Needless to say, many conservatives don’t like the idea of forcing more disclosure through FCC regulations, either. The Center for Competitive Politics, which has supported the Citizens United case and other challenges to federal campaign-finance law, said the proposal was an attempt to impose “onerous” political restrictions through the “back door” at the FCC.

“The rule is completely unworkable and would provide voters with clutter at best and misinformation at worst,” said Allison Hayward, the group’s vice president of policy. “The FCC should reject this proposal for junk disclosure.”

Although the courts and Congress have not been kind to campaign finance rules lately, the FCC may be more promising for pro-regulation groups. The commission is split 3 to 2 in favor of Democrats, including Chairman Julius Genachowski, who has close ties to President Obama.

The other two Democratic commissioners, Mignon Clyburn and Michael J. Copps, signaled support for the idea this week. Copps said the FCC should “exercise the authority I believe it already possesses to require full and complete disclosure of political ad sponsorship.”

“The law of the land issued in the Citizens United decision by the U.S. Supreme Court allows unions and corporations to buy political advertisements, but it does not mean that citizens should be left in the dark as to who is making an argument to voters,” he said.

A swipe at fee limits

A roiling Capitol Hill debate over debit-card fees has attracted input from banks, credit unions, retailers, mom and pop stores, universities and a host of other players.

Now we can add teachers to the mix.

The National Education Association — the influential teachers’ union — sent a letter to House and Senate leaders this week urging a delay in implementing limits on “swipe fees” for debit cards that were enacted as part of last year’s financial regulatory overhaul.

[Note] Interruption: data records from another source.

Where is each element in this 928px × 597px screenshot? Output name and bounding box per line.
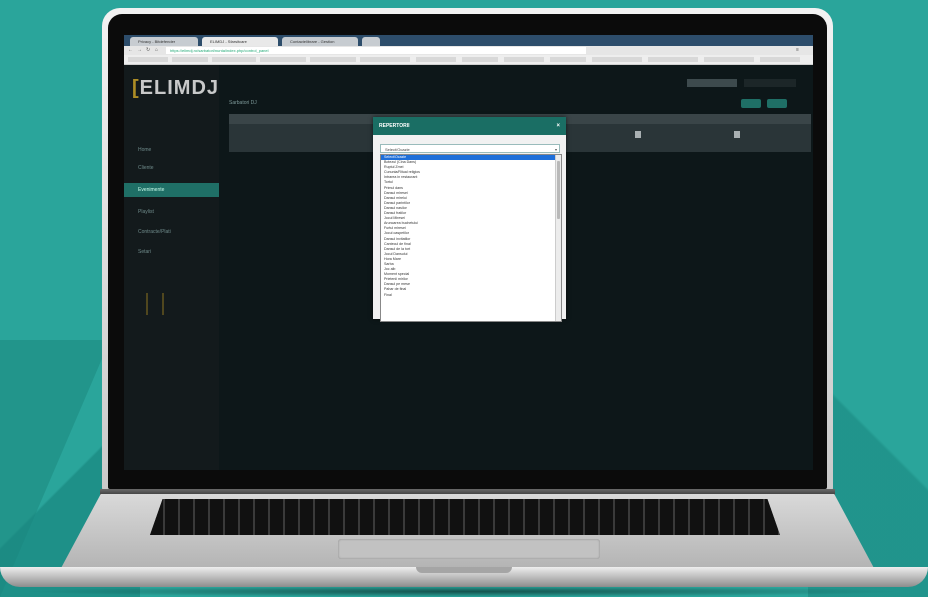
url-field[interactable]: https://elimdj.ro/sarbatori/nunta/index.… xyxy=(166,47,586,54)
bookmark-item[interactable] xyxy=(550,57,586,62)
edit-icon[interactable] xyxy=(635,131,641,138)
home-icon[interactable]: ⌂ xyxy=(155,47,158,54)
bookmark-item[interactable] xyxy=(360,57,410,62)
sidebar-item-contracts[interactable]: Contracte/Plati xyxy=(124,225,219,239)
laptop-shadow xyxy=(20,586,908,597)
browser-tab-active[interactable]: ELIMDJ - Sfarsitcare xyxy=(202,37,278,46)
laptop-keyboard xyxy=(150,499,780,535)
bookmark-item[interactable] xyxy=(212,57,256,62)
bookmark-item[interactable] xyxy=(260,57,306,62)
sidebar-item-clients[interactable]: Cliente xyxy=(124,161,219,175)
action-button[interactable] xyxy=(767,99,787,108)
bookmark-item[interactable] xyxy=(172,57,208,62)
laptop-notch xyxy=(416,567,512,573)
bookmark-item[interactable] xyxy=(128,57,168,62)
delete-icon[interactable] xyxy=(734,131,740,138)
logo-text: ELIMDJ xyxy=(139,77,220,99)
occasion-dropdown-list: Select/Ocazie Botezul (Cina Dans) Ruptul Z… xyxy=(380,154,562,322)
laptop-screen: Privacy - Bitdefender ELIMDJ - Sfarsitca… xyxy=(124,35,813,470)
bookmark-item[interactable] xyxy=(760,57,800,62)
close-icon[interactable]: × xyxy=(556,117,560,135)
option-list: Select/Ocazie Botezul (Cina Dans) Ruptul Z… xyxy=(381,155,561,298)
bookmark-item[interactable] xyxy=(504,57,544,62)
browser-tab[interactable]: Privacy - Bitdefender xyxy=(130,37,198,46)
sidebar-item-settings[interactable]: Setari xyxy=(124,245,219,259)
laptop-trackpad xyxy=(338,539,600,559)
chevron-down-icon: ▾ xyxy=(554,147,557,152)
dropdown-option[interactable]: Final xyxy=(381,293,561,298)
bookmark-item[interactable] xyxy=(592,57,642,62)
new-tab-button[interactable] xyxy=(362,37,380,46)
bookmark-item[interactable] xyxy=(648,57,698,62)
bookmark-item[interactable] xyxy=(704,57,754,62)
forward-icon[interactable]: → xyxy=(137,47,142,54)
browser-tab[interactable]: Contactelibrare - Gestion xyxy=(282,37,358,46)
occasion-select[interactable]: Select/Ocazie ▾ xyxy=(380,144,560,153)
address-bar-row: ← → ↻ ⌂ https://elimdj.ro/sarbatori/nunt… xyxy=(124,46,813,55)
search-input[interactable] xyxy=(687,79,737,87)
select-value: Select/Ocazie xyxy=(385,147,410,152)
sidebar: [ELIMDJ Home Cliente Evenimente Playlist… xyxy=(124,65,219,470)
bookmark-item[interactable] xyxy=(416,57,456,62)
tab-label: Privacy - Bitdefender xyxy=(138,39,176,44)
action-button[interactable] xyxy=(741,99,761,108)
repertoire-modal: REPERTORII × Select/Ocazie ▾ Select/Ocaz… xyxy=(373,117,566,322)
modal-header: REPERTORII × xyxy=(373,117,566,135)
tab-label: ELIMDJ - Sfarsitcare xyxy=(210,39,247,44)
tab-label: Contactelibrare - Gestion xyxy=(290,39,335,44)
page-title: Sarbatori DJ xyxy=(229,100,257,106)
user-menu[interactable] xyxy=(744,79,796,87)
sidebar-item-playlist[interactable]: Playlist xyxy=(124,205,219,219)
bookmark-item[interactable] xyxy=(310,57,356,62)
bookmark-item[interactable] xyxy=(462,57,498,62)
menu-icon[interactable]: ≡ xyxy=(796,47,799,54)
back-icon[interactable]: ← xyxy=(128,47,133,54)
logo-bracket: [ xyxy=(132,77,140,99)
app-logo: [ELIMDJ xyxy=(132,77,219,100)
modal-title: REPERTORII xyxy=(379,123,410,129)
web-app: [ELIMDJ Home Cliente Evenimente Playlist… xyxy=(124,65,813,470)
scrollbar-thumb[interactable] xyxy=(557,161,560,219)
sidebar-item-events[interactable]: Evenimente xyxy=(124,183,219,197)
sidebar-ornament xyxy=(146,293,164,315)
bookmarks-bar xyxy=(124,55,813,65)
sidebar-item-home[interactable]: Home xyxy=(124,143,219,157)
dropdown-scrollbar[interactable] xyxy=(555,155,561,321)
browser-tab-bar: Privacy - Bitdefender ELIMDJ - Sfarsitca… xyxy=(124,35,813,46)
reload-icon[interactable]: ↻ xyxy=(146,47,150,54)
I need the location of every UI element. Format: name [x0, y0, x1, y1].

“We believe that this amendment, while well-intentioned, could have a significant negative impact on the cost of mainstream banking services to middle and lower-income consumers, including teachers and education support professionals, because of the benefits currently made possible by debit cards,” the NEA said in its letter.

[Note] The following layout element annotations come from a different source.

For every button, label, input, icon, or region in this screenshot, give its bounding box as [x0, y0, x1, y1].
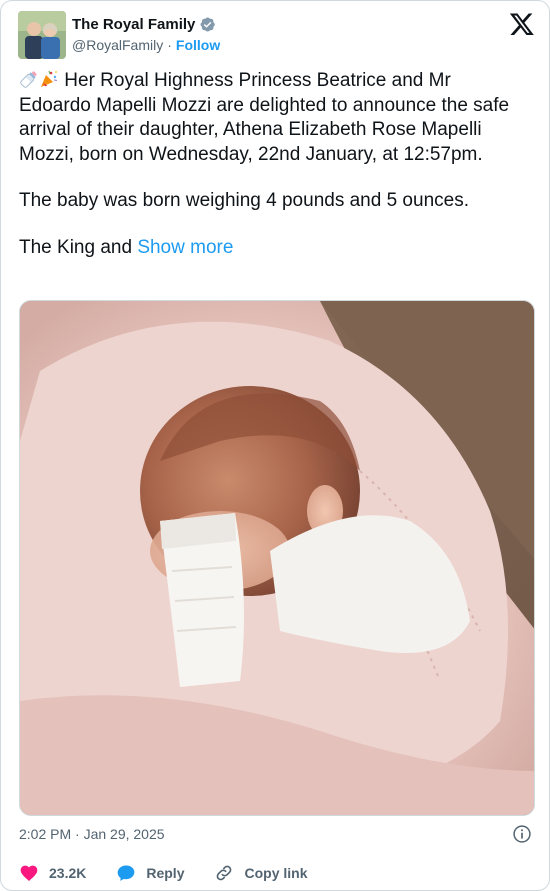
copy-link-label: Copy link [244, 865, 308, 881]
separator-dot: · [167, 37, 172, 53]
x-logo-icon[interactable] [509, 11, 535, 37]
tweet-paragraph-1: Her Royal Highness Princess Beatrice and… [19, 69, 524, 167]
follow-button[interactable]: Follow [176, 37, 220, 53]
link-icon [217, 865, 232, 881]
tweet-embed-card: The Royal Family @RoyalFamily · Follow H… [0, 0, 550, 891]
reply-label: Reply [146, 865, 185, 881]
tweet-photo[interactable] [19, 300, 535, 816]
show-more-link[interactable]: Show more [137, 237, 233, 258]
like-count: 23.2K [49, 865, 87, 881]
author-handle[interactable]: @RoyalFamily [72, 37, 163, 53]
author-info: The Royal Family @RoyalFamily · Follow [72, 14, 220, 54]
author-name[interactable]: The Royal Family [72, 16, 195, 33]
tweet-actions: 23.2K Reply Copy link [19, 863, 338, 883]
copy-link-button[interactable]: Copy link [214, 863, 308, 883]
tweet-header: The Royal Family @RoyalFamily · Follow [18, 11, 535, 61]
tweet-timestamp[interactable]: 2:02 PM · Jan 29, 2025 [19, 826, 165, 842]
tweet-paragraph-3: The King and Show more [19, 236, 524, 261]
tweet-paragraph-3-text: The King and [19, 236, 133, 258]
party-popper-icon [41, 70, 58, 87]
tweet-paragraph-2: The baby was born weighing 4 pounds and … [19, 190, 469, 211]
verified-badge-icon [200, 17, 216, 31]
reply-bubble-icon [118, 865, 135, 881]
avatar[interactable] [18, 11, 66, 59]
reply-button[interactable]: Reply [116, 863, 184, 883]
tweet-text: Her Royal Highness Princess Beatrice and… [19, 69, 524, 260]
baby-bottle-icon [20, 71, 37, 88]
like-button[interactable]: 23.2K [19, 863, 86, 883]
info-icon[interactable] [512, 824, 532, 844]
heart-icon [20, 865, 38, 881]
tweet-paragraph-1-text: Her Royal Highness Princess Beatrice and… [19, 70, 510, 165]
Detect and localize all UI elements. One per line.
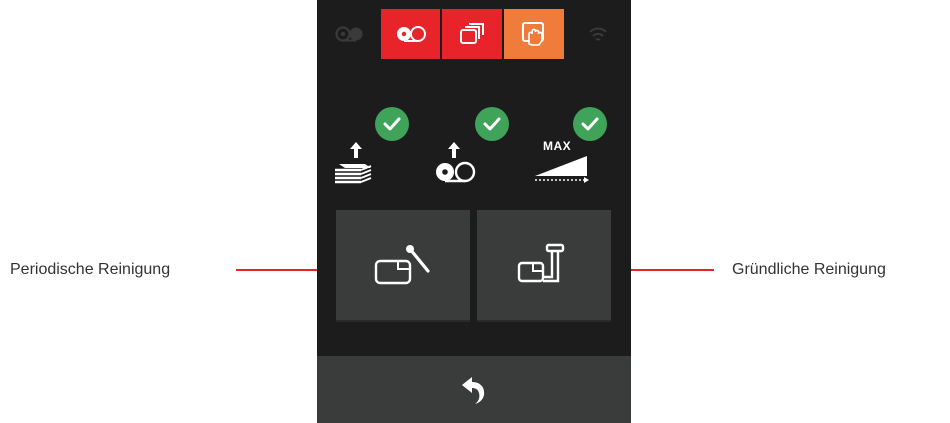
back-arrow-icon (462, 376, 485, 404)
feeder-ok-badge (375, 107, 409, 141)
back-button[interactable] (317, 356, 631, 423)
status-slot-ribbon-inactive[interactable] (325, 9, 375, 59)
status-slot-cards-error[interactable] (442, 9, 502, 59)
max-label: MAX (543, 139, 572, 153)
wifi-icon (589, 27, 607, 41)
status-slot-wifi[interactable] (573, 9, 623, 59)
callout-periodic-cleaning: Periodische Reinigung (10, 261, 171, 278)
status-bar (317, 9, 631, 59)
ribbon-ok-badge (475, 107, 509, 141)
ribbon-up-icon (436, 142, 476, 183)
checkmark-icon (483, 117, 501, 131)
callout-deep-cleaning: Gründliche Reinigung (732, 261, 886, 278)
ribbon-icon (396, 26, 426, 42)
card-hand-icon (522, 22, 544, 46)
card-feeder-up-icon (335, 142, 372, 184)
status-slot-ribbon-error[interactable] (381, 9, 440, 59)
capacity-ok-badge (573, 107, 607, 141)
max-capacity-icon (535, 156, 589, 183)
cleaning-card-pen-icon (517, 243, 565, 283)
printer-display: MAX (317, 0, 631, 423)
cleaning-card-swab-icon (374, 245, 430, 285)
periodic-cleaning-button[interactable] (336, 210, 470, 322)
status-slot-card-hand-warning[interactable] (504, 9, 564, 59)
ribbon-icon (335, 26, 363, 42)
deep-cleaning-button[interactable] (477, 210, 611, 322)
cards-stack-icon (460, 23, 484, 44)
checkmark-icon (581, 117, 599, 131)
checkmark-icon (383, 117, 401, 131)
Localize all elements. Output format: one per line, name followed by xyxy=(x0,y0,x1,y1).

The NEA, which offers its members branded credit cards, joins major banks and credit unions in opposing the limits, arguing that they will force financial institutions to swallow losses or pass costs on to consumers.

But proponents of swipe-fee limits, including major consumer advocacy groups and mega-retailers such as Wal-Mart, say large banks and credit-card companies were gouging merchants with arcane and hidden fees. Other major unions and education groups have come out in favor of the limits.

The main focus of opponents now is an attempt to head off the Federal Reserve, which has proposed limiting the debit swipe fee to 12 cents, which is about 70 percent lower than the average fee on such transactions last year. Congress is considering bills that would halt implementation of the limits to study the issue further.